Al Drago/pool via AP, file
Secretary of State Blinken on Capitol Hill April 26, 2022. Al Drago/pool via AP, file

Secretary of State Blinken used the occasion of the 9,036th meeting of the United Nations Security Council, dedicated to an “open debate on Conflict and Food Security,” to launch a steady diet of accusations against President Putin’s regime. 

The secretary leveled the verdict that “the decision to wage war is the Kremlin’s, and the Kremlin’s alone,” and decried Russia for “violating the rules based international order.” He expressed hope that “the past not be prologue” when it comes to the horrors of Eastern Europe’s bloodlands.   

Wielding a small wooden gavel for tradition’s sake, Mr. Blinken referenced the death of Mr. Putin’s infant brother during the siege of Leningrad as well as the specter of the atrocity of the Holodomor — a Soviet-forced famine that killed millions in Ukraine — to castigate Russia for its role in stilling one of the world’s major breadbaskets.

Ukraine grows enough food to feed 400 million people annually, and 30 percent of the world’s wheat comes from Russia and Ukraine. One of the speakers before Mr. Blinken asserted that the global food situation is “not cyclical, but seismic.”  

Placed next to the secretary-general of the United Nations and in front of a mural painted by Norwegian artist Per Krohg that centers on a rising phoenix, Mr. Blinken asserted that “if Russia stops fighting, the war would be over. If Ukraine stops fighting, there will be no more Ukraine.”

Mr. Blinken invoked a tableau of Ukrainian farmers who “wear bulletproof vests and helmets as they harvest,” dodging landmines to feed their country and the world in the face of “food supplies held hostage by the Russian military.” 

Mr. Blinken also speculated that “Russia seems to believe that using food as a weapon will achieve what invasion has not: breaking the spirit of Ukraine.” He broadcast to the room full of ministers and diplomats that “the decision to weaponize food is Moscow’s, and Moscow’s alone.”     

In a pointed gesture, Russia’s permanent representative to the United Nations, Ambassador Vassily Nebenzia, entered the room and took his seat only after Mr. Blinken concluded his remarks.

Mr. Nebenzia, who spoke after Mr. Blinken departed, blamed “extreme weather events and economic turmoil” rather than what he called the “special military operation” for food shortages, and suggested that food exports from Ukraine are being traded for European weapons.  

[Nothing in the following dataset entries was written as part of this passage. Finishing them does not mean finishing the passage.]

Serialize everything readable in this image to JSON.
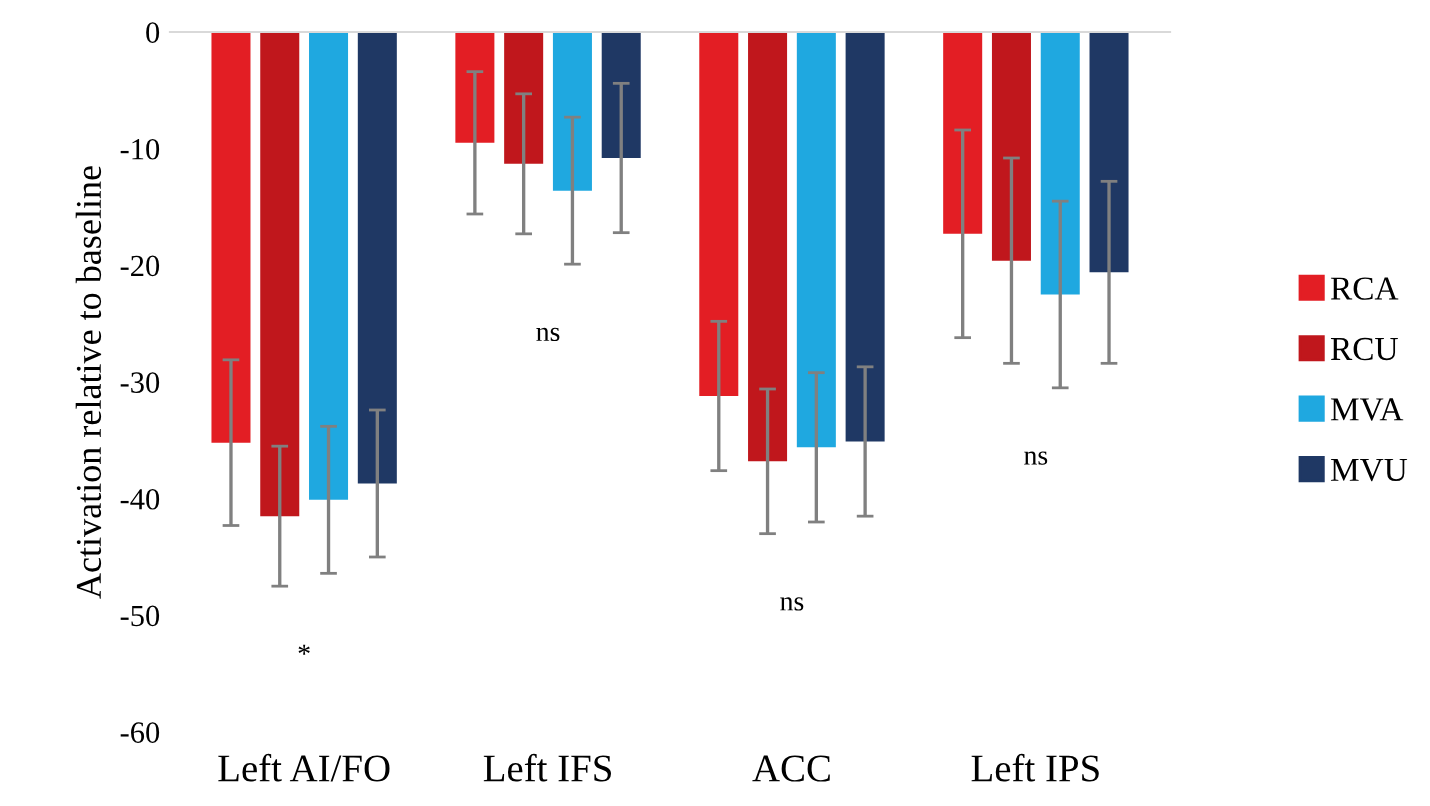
{
  "chart_data": {
    "type": "bar",
    "ylabel": "Activation relative to baseline",
    "categories": [
      "Left AI/FO",
      "Left IFS",
      "ACC",
      "Left IPS"
    ],
    "series": [
      {
        "name": "RCA",
        "color": "#e31e24",
        "values": [
          -35.2,
          -9.5,
          -31.2,
          -17.3
        ],
        "errors": [
          7.1,
          6.1,
          6.4,
          8.9
        ]
      },
      {
        "name": "RCU",
        "color": "#c0171c",
        "values": [
          -41.5,
          -11.3,
          -36.8,
          -19.6
        ],
        "errors": [
          6.0,
          6.0,
          6.2,
          8.8
        ]
      },
      {
        "name": "MVA",
        "color": "#1fa8e0",
        "values": [
          -40.1,
          -13.6,
          -35.6,
          -22.5
        ],
        "errors": [
          6.3,
          6.3,
          6.4,
          8.0
        ]
      },
      {
        "name": "MVU",
        "color": "#1f3864",
        "values": [
          -38.7,
          -10.8,
          -35.1,
          -20.6
        ],
        "errors": [
          6.3,
          6.4,
          6.4,
          7.8
        ]
      }
    ],
    "ylim": [
      -60,
      0
    ],
    "yticks": [
      -60,
      -50,
      -40,
      -30,
      -20,
      -10,
      0
    ],
    "annotations": [
      "*",
      "ns",
      "ns",
      "ns"
    ],
    "grid": false,
    "legend": "right"
  }
}
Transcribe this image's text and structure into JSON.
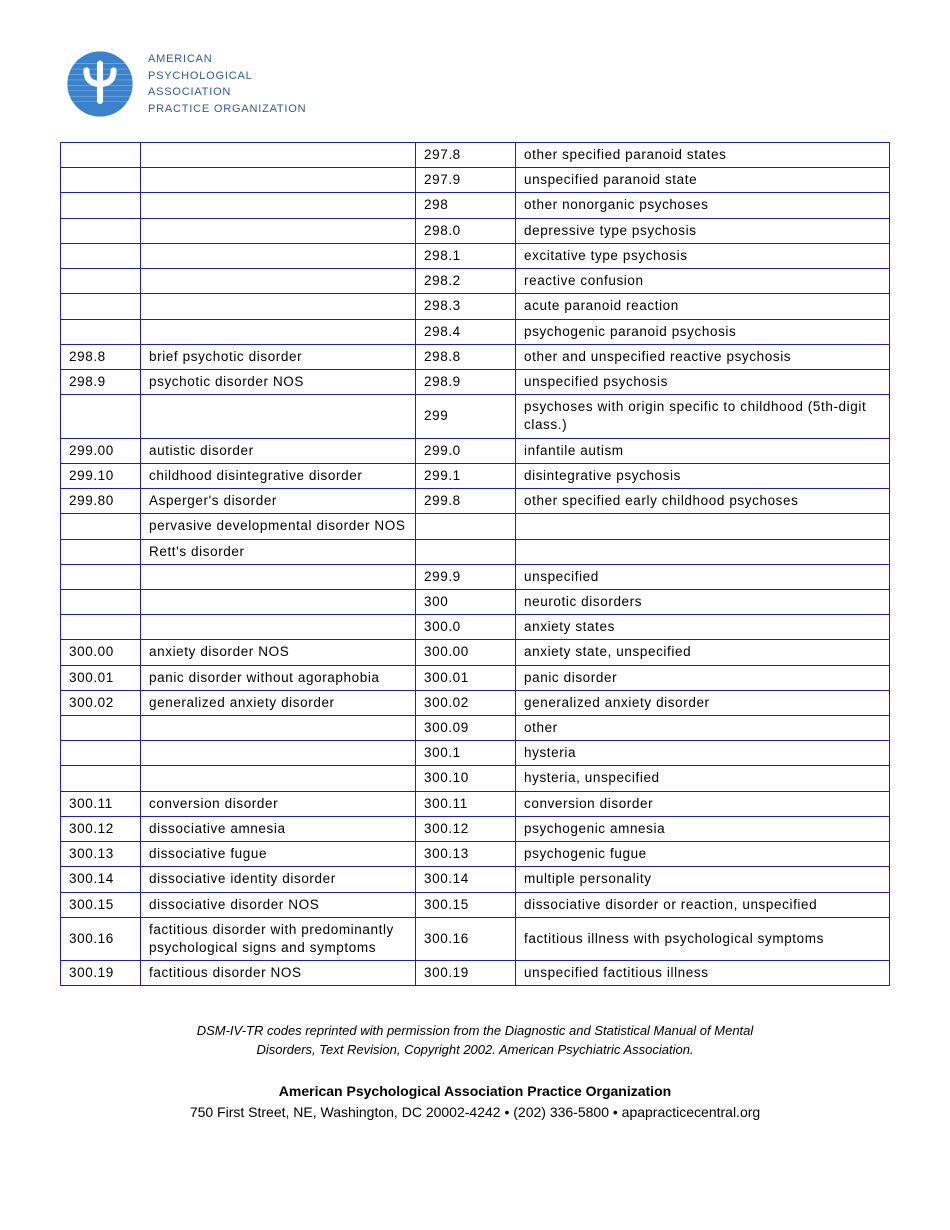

While briefly blaming climate change and other factors for this dire state of affairs, Mr. Blinken devoted the majority of his remarks to a full-throated diplomatic dressing down of Russia’s aggression against Ukraine, criticizing the Kremlin for “violating the rules based international order.”

Mr. Blinken cited the admission by the deputy chairman of Russia’s Security Council and onetime president, Dmitriy Medvedev, that “food is Russia’s quiet weapon.” Rebuffing Russian claims that American-led sanctions are to blame for “adding 60 million people to the rolls of the hungry,” Mr. Blinken stated “sanctions aren’t blocking Black Sea ports. Russia is.” 

The secretary argued for the necessity of “calling out the Kremlin for atrocities” on the same day that the country he represents as top diplomat earmarked another $40 billion for Ukraine in a bill that cleared the Senate and is on its way to President Biden’s desk. 

During his time at Turtle Bay, Mr. Blinken announced $215 million in “new emergency food assistance” for war-ravaged Ukraine, with “much more” aid promised in the months ahead.